During his participation in CADE Executives 2025, the former Minister of Economy and director of Alpha Asesoría Estratégica, Luis Carranzapresented a diagnosis of the Peruvian economy and the structural challenges that the country must face to achieve development. His message was summed up in one sentence: “Mining takes us to the first world and agro-exports eliminates poverty.”
Carranza proposed building a “building of prosperity” supported by three floors: macroeconomic stability, market efficiency and development of strategic sectors. As he explained, the basis of progress is maintaining fiscal strength and controlling the growth of current spending. “Our first floor is solid, but it is cracking. We must return to the fiscal rule that limits current spending,” he stated.
At the second level he placed the challenges of state efficiency and infrastructure, sectors where regulatory obstacles persist, paralyzed works and a loss of legal security. “We have more than S/44,000 million in works stopped and 50 hospitals paralyzed. If we do not solve the problems of processes and meritocracy, we will not move forward,” he warned.
The former minister stressed the urgency of recovering institutionality and strengthening the presence of independent directors in public companies. “If we had had independent directors in Petroperú, as in the Central Bank, we would have saved S/20,000 million,” he noted.
Carranza identified two sectors with the capacity to boost growth and generate prosperity: mining and agro-exports. He explained that the country has a portfolio of US$64 billion in mining projects, the development of which would allow for the creation of jobs and the expansion of the cluster of mining suppliers from 4% to 8% of GDP. “Each job in mining generates fifteen jobs in suppliers. That is the path to the first world,” he stated.

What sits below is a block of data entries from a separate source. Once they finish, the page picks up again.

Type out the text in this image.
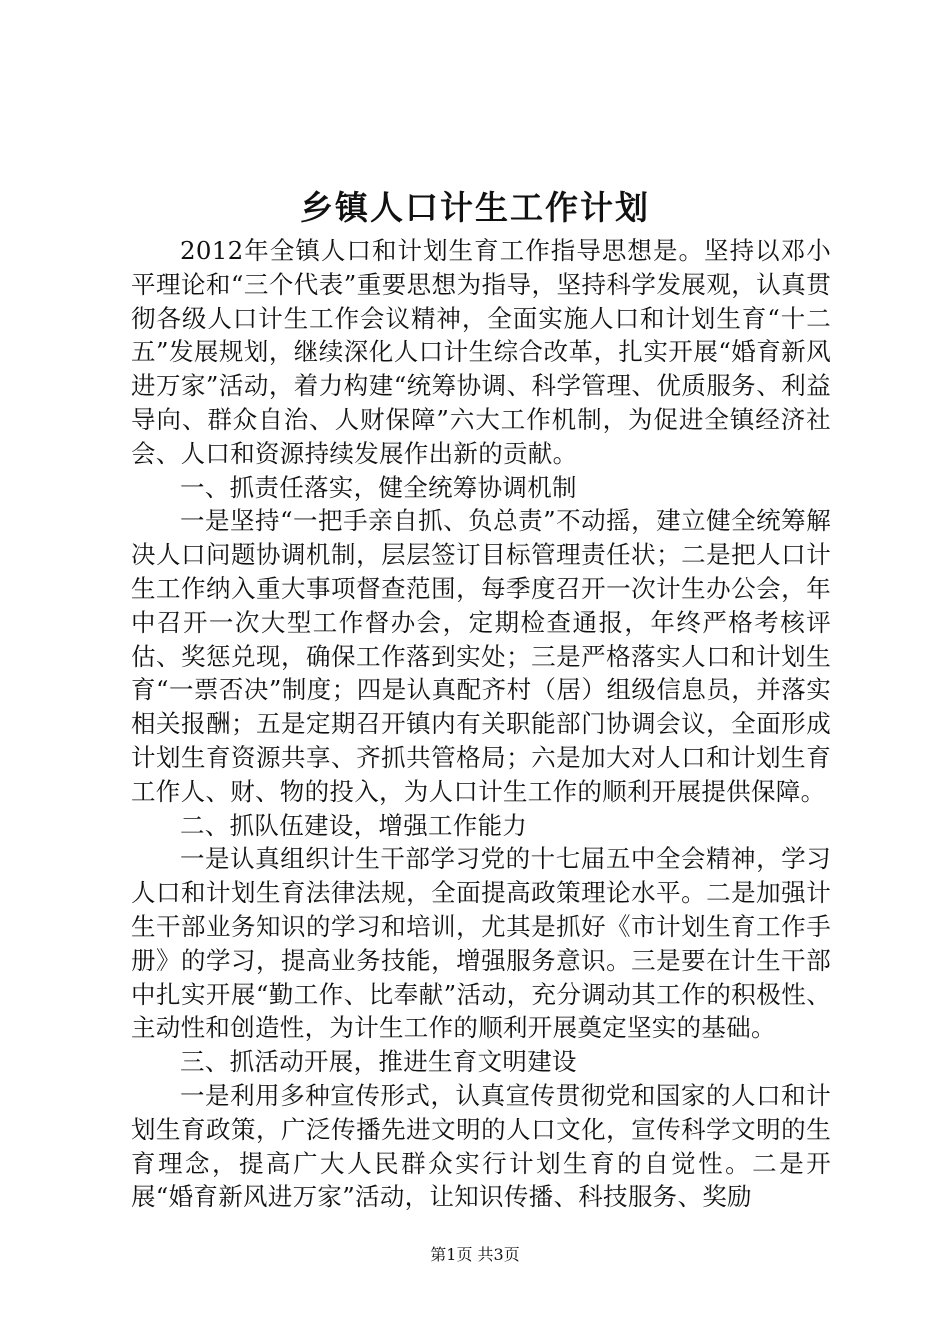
乡镇人口计生工作计划

2012年全镇人口和计划生育工作指导思想是。坚持以邓小平理论和“三个代表”重要思想为指导，坚持科学发展观，认真贯彻各级人口计生工作会议精神，全面实施人口和计划生育“十二五”发展规划，继续深化人口计生综合改革，扎实开展“婚育新风进万家”活动，着力构建“统筹协调、科学管理、优质服务、利益导向、群众自治、人财保障”六大工作机制，为促进全镇经济社会、人口和资源持续发展作出新的贡献。

一、抓责任落实，健全统筹协调机制

一是坚持“一把手亲自抓、负总责”不动摇，建立健全统筹解决人口问题协调机制，层层签订目标管理责任状；二是把人口计生工作纳入重大事项督查范围，每季度召开一次计生办公会，年中召开一次大型工作督办会，定期检查通报，年终严格考核评估、奖惩兑现，确保工作落到实处；三是严格落实人口和计划生育“一票否决”制度；四是认真配齐村（居）组级信息员，并落实相关报酬；五是定期召开镇内有关职能部门协调会议，全面形成计划生育资源共享、齐抓共管格局；六是加大对人口和计划生育工作人、财、物的投入，为人口计生工作的顺利开展提供保障。

二、抓队伍建设，增强工作能力

一是认真组织计生干部学习党的十七届五中全会精神，学习人口和计划生育法律法规，全面提高政策理论水平。二是加强计生干部业务知识的学习和培训，尤其是抓好《市计划生育工作手册》的学习，提高业务技能，增强服务意识。三是要在计生干部中扎实开展“勤工作、比奉献”活动，充分调动其工作的积极性、主动性和创造性，为计生工作的顺利开展奠定坚实的基础。

三、抓活动开展，推进生育文明建设

一是利用多种宣传形式，认真宣传贯彻党和国家的人口和计划生育政策，广泛传播先进文明的人口文化，宣传科学文明的生育理念，提高广大人民群众实行计划生育的自觉性。二是开展“婚育新风进万家”活动，让知识传播、科技服务、奖励

第1页 共3页
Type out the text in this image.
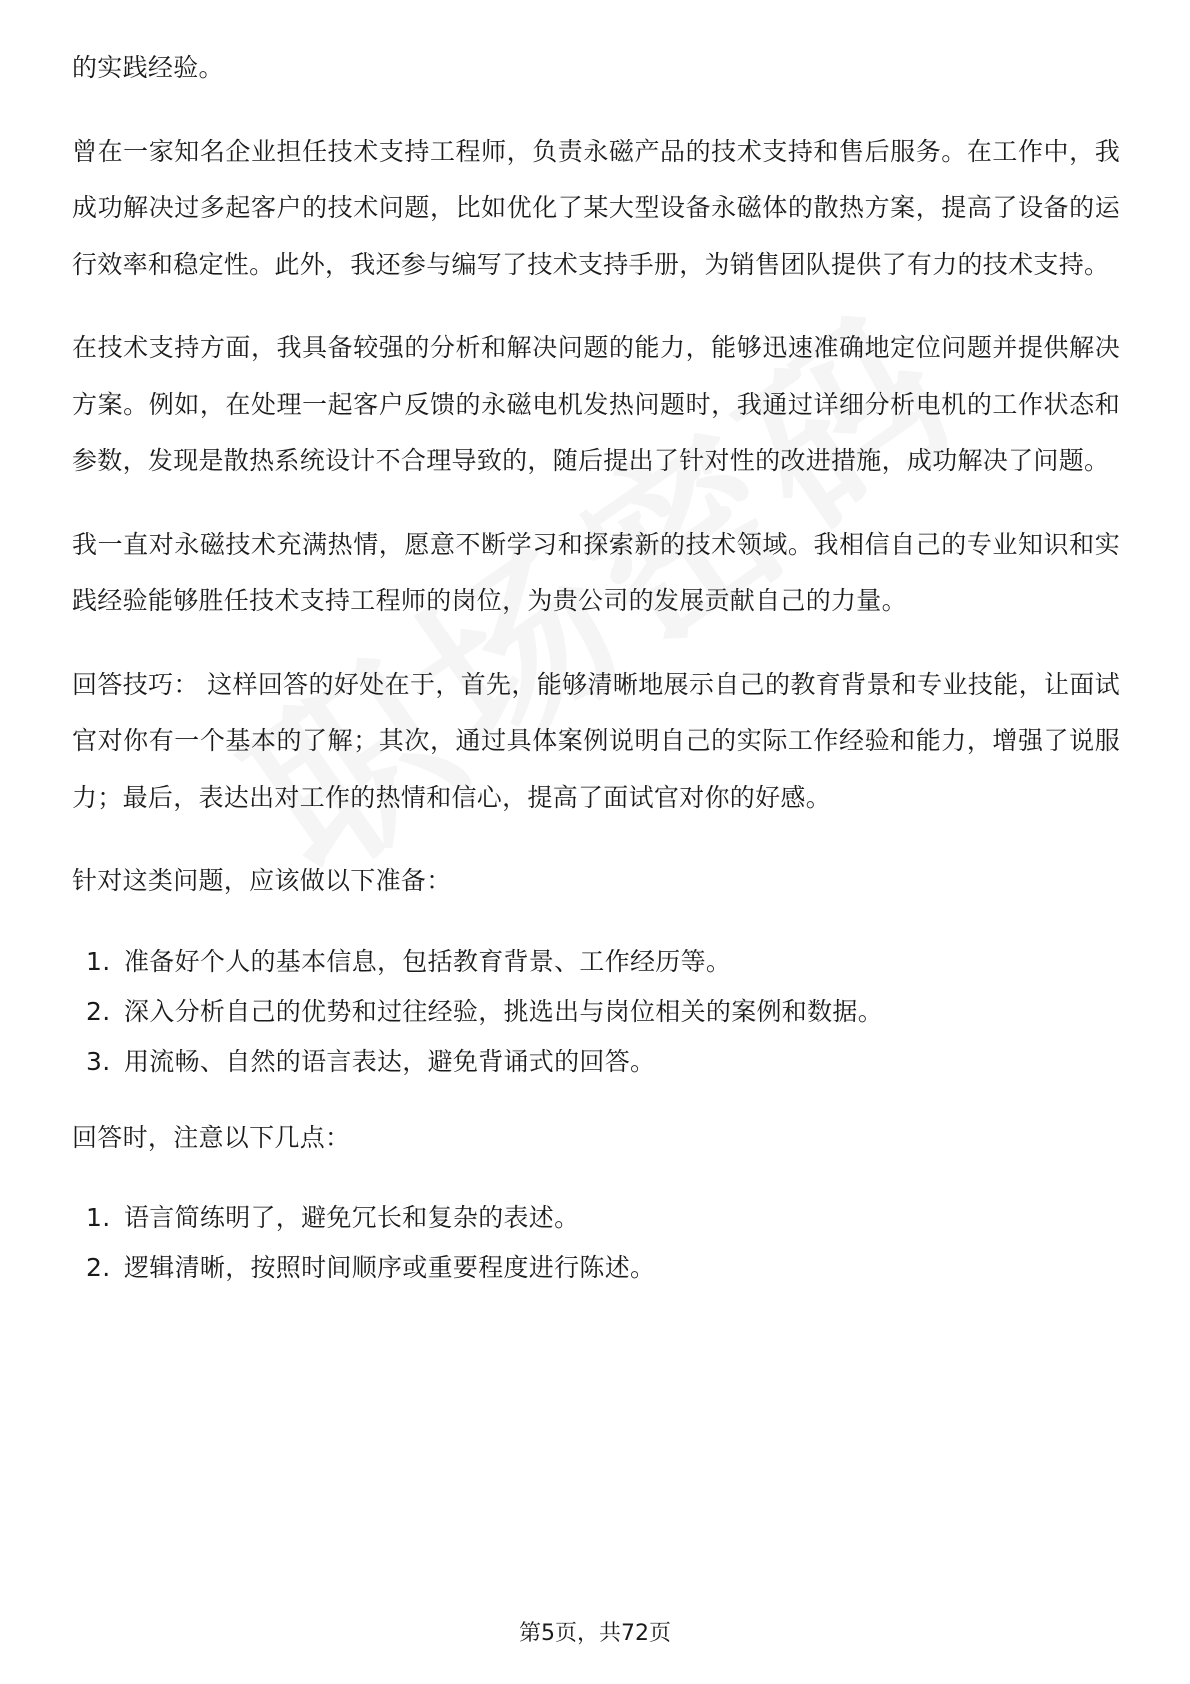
的实践经验。

曾在一家知名企业担任技术支持工程师，负责永磁产品的技术支持和售后服务。在工作中，我成功解决过多起客户的技术问题，比如优化了某大型设备永磁体的散热方案，提高了设备的运行效率和稳定性。此外，我还参与编写了技术支持手册，为销售团队提供了有力的技术支持。

在技术支持方面，我具备较强的分析和解决问题的能力，能够迅速准确地定位问题并提供解决方案。例如，在处理一起客户反馈的永磁电机发热问题时，我通过详细分析电机的工作状态和参数，发现是散热系统设计不合理导致的，随后提出了针对性的改进措施，成功解决了问题。

我一直对永磁技术充满热情，愿意不断学习和探索新的技术领域。我相信自己的专业知识和实践经验能够胜任技术支持工程师的岗位，为贵公司的发展贡献自己的力量。

回答技巧： 这样回答的好处在于，首先，能够清晰地展示自己的教育背景和专业技能，让面试官对你有一个基本的了解；其次，通过具体案例说明自己的实际工作经验和能力，增强了说服力；最后，表达出对工作的热情和信心，提高了面试官对你的好感。

针对这类问题，应该做以下准备：

1. 准备好个人的基本信息，包括教育背景、工作经历等。
2. 深入分析自己的优势和过往经验，挑选出与岗位相关的案例和数据。
3. 用流畅、自然的语言表达，避免背诵式的回答。

回答时，注意以下几点：

1. 语言简练明了，避免冗长和复杂的表述。
2. 逻辑清晰，按照时间顺序或重要程度进行陈述。
第5页，共72页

Regarding agro-exports, he highlighted that Peru has managed to multiply its production twenty-fold in two decades, reaching more than US$11,000 million in exports. He maintained that the country could triple the cultivated area to 750,000 hectares and generate more than six million jobs in high Andean and peri-urban areas. “That is the key to eliminating poverty,” he said.
Finally, Carranza called for political decision and long-term vision to build a more prosperous country. “In CADE 2040 we should not be worried about the candidates, but rather celebrating that we eliminated poverty and achieved the promise of Peruvian life,” he concluded.